Também na década de 70, momento em que ocorreu a retomada da luta antirracista no Brasil, ainda no período militar, nossa pauta era bem diversa da norte-americana, lutávamos pela redemocratização do nosso país. E uma das nossas táticas vitoriosas foi a aliança política que fizemos com os setores democráticos e de esquerda do país, culminando com a inclusão na Constituição de 1988, do racismo como crime inafiançável, consolidada posteriormente por meio da Lei Caó (Lei 7.716, de 5 de janeiro de 1989).

Não fosse essa aliança, dificilmente teríamos tido sucesso em inúmeras outras vitórias decorrentes dessa premissa inicial, como o reconhecimento dos territórios remanescentes de quilombos, (Art. 68 da Constituição brasileira), a criação da Fundação Cultural Palmares (Lei Nº 7.668/88) a aprovação da Lei 10.639/2003 que introduziu na grade curricular do ensino fundamental o ensino da história da África e da cultura afro brasileira, etc. Todas elas conquistas importantes e que instituíram um arcabouço legal para as lutas subsequentes. Nesse sentido, vale a pena destacar a grande vitória que obtivemos junto ao Supremo Tribunal Federal, sobre a constitucionalidade da introdução das cotas no ensino superior brasileiro, fato este que permitiu que mais de um milhão de jovens negros tenham sido inclusos nas universidades nos últimos vinte anos.
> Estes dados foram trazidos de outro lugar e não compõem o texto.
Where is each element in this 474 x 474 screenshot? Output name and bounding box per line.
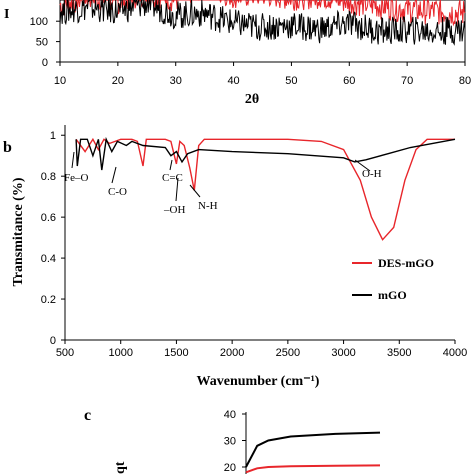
panel-c-y-tick-label: 20: [224, 462, 236, 474]
legend-mgo-label: mGO: [378, 288, 407, 302]
panel-b-series: [75, 136, 456, 241]
panel-b-y-tick-label: 0.2: [41, 294, 56, 306]
anno-oh2: O-H: [362, 168, 382, 180]
panel-a-x-tick-label: 20: [112, 75, 124, 87]
panel-b-x-tick-label: 3500: [387, 347, 411, 359]
panel-b-series-mgo: [75, 136, 456, 171]
panel-a-x-tick-label: 30: [170, 75, 182, 87]
panel-b-x-tick-label: 2000: [220, 347, 244, 359]
panel-c-y-tick-label: 40: [224, 409, 236, 421]
arrow-oh: [175, 177, 179, 202]
panel-b-y-tick-label: 0.8: [41, 171, 56, 183]
arrow-oh2: [354, 159, 371, 172]
panel-a-y-tick-label: 100: [30, 16, 48, 28]
panel-a-frame: [59, 0, 466, 63]
panel-c-y-tick-label: 30: [224, 436, 236, 448]
panel-a-series-line-2: [59, 0, 466, 46]
panel-b-legend: DES-mGO mGO: [352, 256, 434, 302]
arrow-nh: [189, 184, 201, 198]
anno-co: C-O: [108, 186, 127, 198]
panel-b-x-tick-label: 1000: [108, 347, 132, 359]
panel-c-series: [245, 431, 381, 474]
panel-b-series-des-mgo: [75, 137, 455, 241]
panel-b-letter: b: [3, 139, 12, 156]
panel-a-y-label: I: [4, 7, 9, 22]
panel-c-series-line-1: [245, 431, 381, 468]
panel-a-y-tick-label: 0: [42, 57, 48, 69]
panel-b-x-label: Wavenumber (cm⁻¹): [197, 374, 320, 389]
anno-cc: C=C: [162, 172, 183, 184]
panel-a-x-tick-label: 60: [343, 75, 355, 87]
panel-b-y-tick-label: 0.6: [41, 212, 56, 224]
panel-b-x-tick-label: 3000: [331, 347, 355, 359]
panel-b-y-ticks: 0 0.2 0.4 0.6 0.8 1: [41, 130, 65, 347]
panel-a-y-ticks: 0 50 100: [30, 16, 60, 69]
anno-feo: Fe–O: [64, 172, 89, 184]
panel-b-y-tick-label: 0.4: [41, 253, 56, 265]
panel-b-y-tick-label: 0: [50, 335, 56, 347]
panel-a-x-tick-label: 80: [459, 75, 471, 87]
panel-a-x-ticks: 10 20 30 40 50 60 70 80: [54, 62, 471, 87]
panel-b-y-tick-label: 1: [50, 130, 56, 142]
legend-des-label: DES-mGO: [378, 256, 434, 270]
panel-b-y-label: Transmitance (%): [11, 177, 26, 286]
panel-b-x-tick-label: 4000: [443, 347, 467, 359]
panel-a-series-line-1: [59, 0, 466, 27]
anno-oh: –OH: [163, 204, 185, 216]
panel-a-series: [59, 0, 466, 46]
arrow-feo: [71, 151, 75, 169]
panel-b-x-ticks: 500 1000 1500 2000 2500 3000 3500 4000: [56, 340, 467, 359]
panel-b-x-tick-label: 2500: [276, 347, 300, 359]
panel-a-x-label: 2θ: [245, 92, 259, 107]
panel-b-x-tick-label: 500: [56, 347, 74, 359]
panel-c-kinetics: c 20 30 40 qt: [84, 407, 381, 474]
panel-a-x-tick-label: 40: [227, 75, 239, 87]
arrow-cc: [169, 159, 173, 171]
panel-b-ftir: b 500 1000 1500 2000 2500 3000 3500 4000 0 0.2 0.…: [3, 125, 467, 389]
anno-nh: N-H: [198, 200, 218, 212]
panel-a-x-tick-label: 50: [285, 75, 297, 87]
panel-b-x-tick-label: 1500: [164, 347, 188, 359]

Claro que ainda temos muito que avançar, mas a luta política não se faz numa linha reta. Há avanços e recuos decorrentes da nossa força, organização e mobilização. E é forçoso reconhecer que estamos num momento onde o retrocesso está batendo à nossa porta, fruto do avanço das forças conservadoras e da extrema direita, mas também da perda de aliados no campo democrático e de esquerda, por conta do protagonismo de uma visão identitária que não reconhece a luta democrática, nem a luta contra a desigualdade econômica, como elementos chaves para o sucesso da luta antirracista.

Os sinais que o Congresso Nacional e o Executivo estão emitindo, tanto na flexibilização das cotas para negros/as no processo eleitoral quanto na indicação para a vaga do STF são indicativos de que o movimento negro está se isolando e sem chances de vencer essas duas contendas, até porque, com exceção do Psol, todos os partidos de centro esquerda apoiam as medidas de retrocesso no campo eleitoral. Portanto, é bom ficar atento, pois o identitarismo pode se transformar numa armadilha para o movimento negro brasileiro.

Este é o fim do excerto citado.